I’m not sure if you are interested, but I was really fascinated by this Lawrence Krouse video on why there is something rather than nothing:

Spoiler alert: there’s some cheap shots against religion in it and I’m not endorsing the cheap shots but I thought the information presented was relevant and interesting.

[quote]Tiribulus wrote:

[quote]smh23 wrote:<<< Show me why faith is unnecessary because your worldview is demonstrably true without a shade of doubt. >>>[/quote]No, we ARE back to square one. I have repeatedly and without equivocation denied exactly what you here report me as saying. Please reread my posts. There is no such thing as what you are demanding, for ANYTHING. Including 2+2 equaling 4, nevermind the biblical philosophical presentation of the triunity of the God of historic Christianity as the solution to the problem of the one and the many AND source of certainty for all of His creation.

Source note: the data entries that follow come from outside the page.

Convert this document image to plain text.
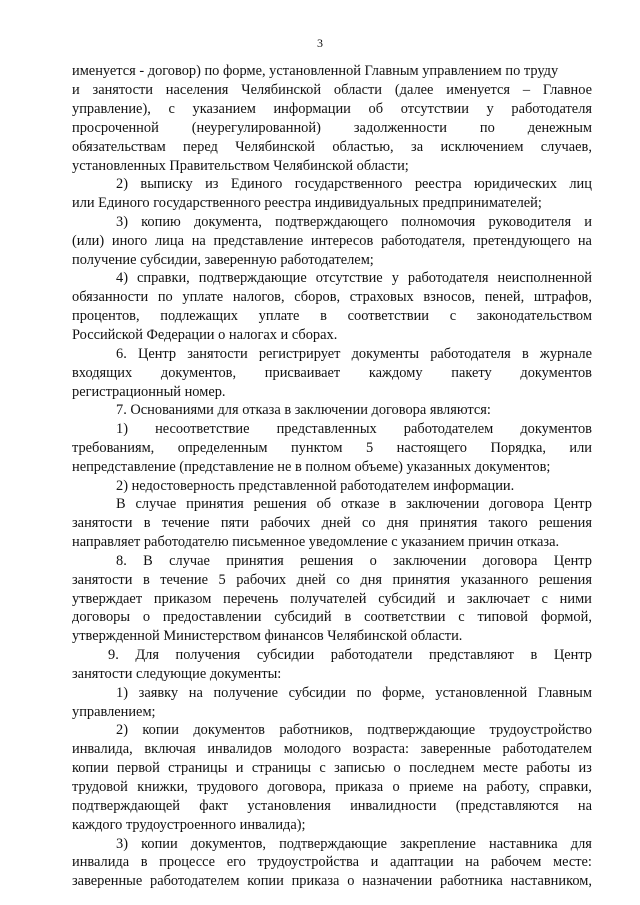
3
именуется - договор) по форме, установленной Главным управлением по труду
и занятости населения Челябинской области (далее именуется – Главное
управление), с указанием информации об отсутствии у работодателя
просроченной (неурегулированной) задолженности по денежным
обязательствам перед Челябинской областью, за исключением случаев,
установленных Правительством Челябинской области;
2) выписку из Единого государственного реестра юридических лиц
или Единого государственного реестра индивидуальных предпринимателей;
3) копию документа, подтверждающего полномочия руководителя и
(или) иного лица на представление интересов работодателя, претендующего на
получение субсидии, заверенную работодателем;
4) справки, подтверждающие отсутствие у работодателя неисполненной
обязанности по уплате налогов, сборов, страховых взносов, пеней, штрафов,
процентов, подлежащих уплате в соответствии с законодательством
Российской Федерации о налогах и сборах.
6. Центр занятости регистрирует документы работодателя в журнале
входящих документов, присваивает каждому пакету документов
регистрационный номер.
7. Основаниями для отказа в заключении договора являются:
1) несоответствие представленных работодателем документов
требованиям, определенным пунктом 5 настоящего Порядка, или
непредставление (представление не в полном объеме) указанных документов;
2) недостоверность представленной работодателем информации.
В случае принятия решения об отказе в заключении договора Центр
занятости в течение пяти рабочих дней со дня принятия такого решения
направляет работодателю письменное уведомление с указанием причин отказа.
8. В случае принятия решения о заключении договора Центр
занятости в течение 5 рабочих дней со дня принятия указанного решения
утверждает приказом перечень получателей субсидий и заключает с ними
договоры о предоставлении субсидий в соответствии с типовой формой,
утвержденной Министерством финансов Челябинской области.
9. Для получения субсидии работодатели представляют в Центр
занятости следующие документы:
1) заявку на получение субсидии по форме, установленной Главным
управлением;
2) копии документов работников, подтверждающие трудоустройство
инвалида, включая инвалидов молодого возраста: заверенные работодателем
копии первой страницы и страницы с записью о последнем месте работы из
трудовой книжки, трудового договора, приказа о приеме на работу, справки,
подтверждающей факт установления инвалидности (представляются на
каждого трудоустроенного инвалида);
3) копии документов, подтверждающие закрепление наставника для
инвалида в процессе его трудоустройства и адаптации на рабочем месте:
заверенные работодателем копии приказа о назначении работника наставником,
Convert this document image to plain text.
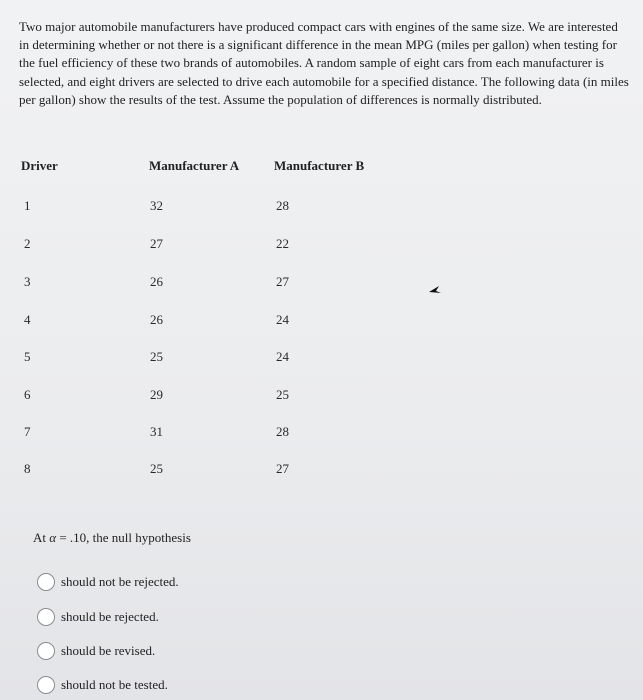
Two major automobile manufacturers have produced compact cars with engines of the same size. We are interested in determining whether or not there is a significant difference in the mean MPG (miles per gallon) when testing for the fuel efficiency of these two brands of automobiles. A random sample of eight cars from each manufacturer is selected, and eight drivers are selected to drive each automobile for a specified distance. The following data (in miles per gallon) show the results of the test. Assume the population of differences is normally distributed.
Driver	Manufacturer A	Manufacturer B
1	32	28
2	27	22
3	26	27
4	26	24
5	25	24
6	29	25
7	31	28
8	25	27
At α = .10, the null hypothesis
should not be rejected.
should be rejected.
should be revised.
should not be tested.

Start readin here: http://tnation.T-Nation.com/free_online_forum/world_news_war/claiming_moral_authority?id=5421917&pageNo=15 to that end of that thread.

You’ll see where to start. We are in the middle of it now. It will take me a few days to answer Kamui just like it took him a few to answer me. If you don’t want to do all that reading then maybe this just isn’t your thing. By which I honestly mean to imply no denigration of your intelligence. The things of the Lord are at once fully accessible to a 6 year old AND beyond the whole body of the highest erudition of all the ages. Knowing Him like I do, that’s exactly what I would expect.
[/quote]

You’ve essentially said what I’ve been hoping you’d say–that you can’t prove that your worldview and all of its particulars are inevitably and necessarily true. Or at least you haven’t denied this. And if I’m right about this, you would do well to remember it when you’re engaged in discussion with a nonbeliever.

Without meaning to insult, Tirib, these are concepts that keep thoughtful adolescents up at night. There is nothing particularly difficult to understand here. What makes it difficult–not in an over-the-head kind of way, mind you–is the rambling, the Socratic method, the ambiguity, the allusions to supreme truths that will be revealed in time. Your argument can be made in just a few short sentences, in a single post (KingKai summarized your point and answered my question for you in three sentences above).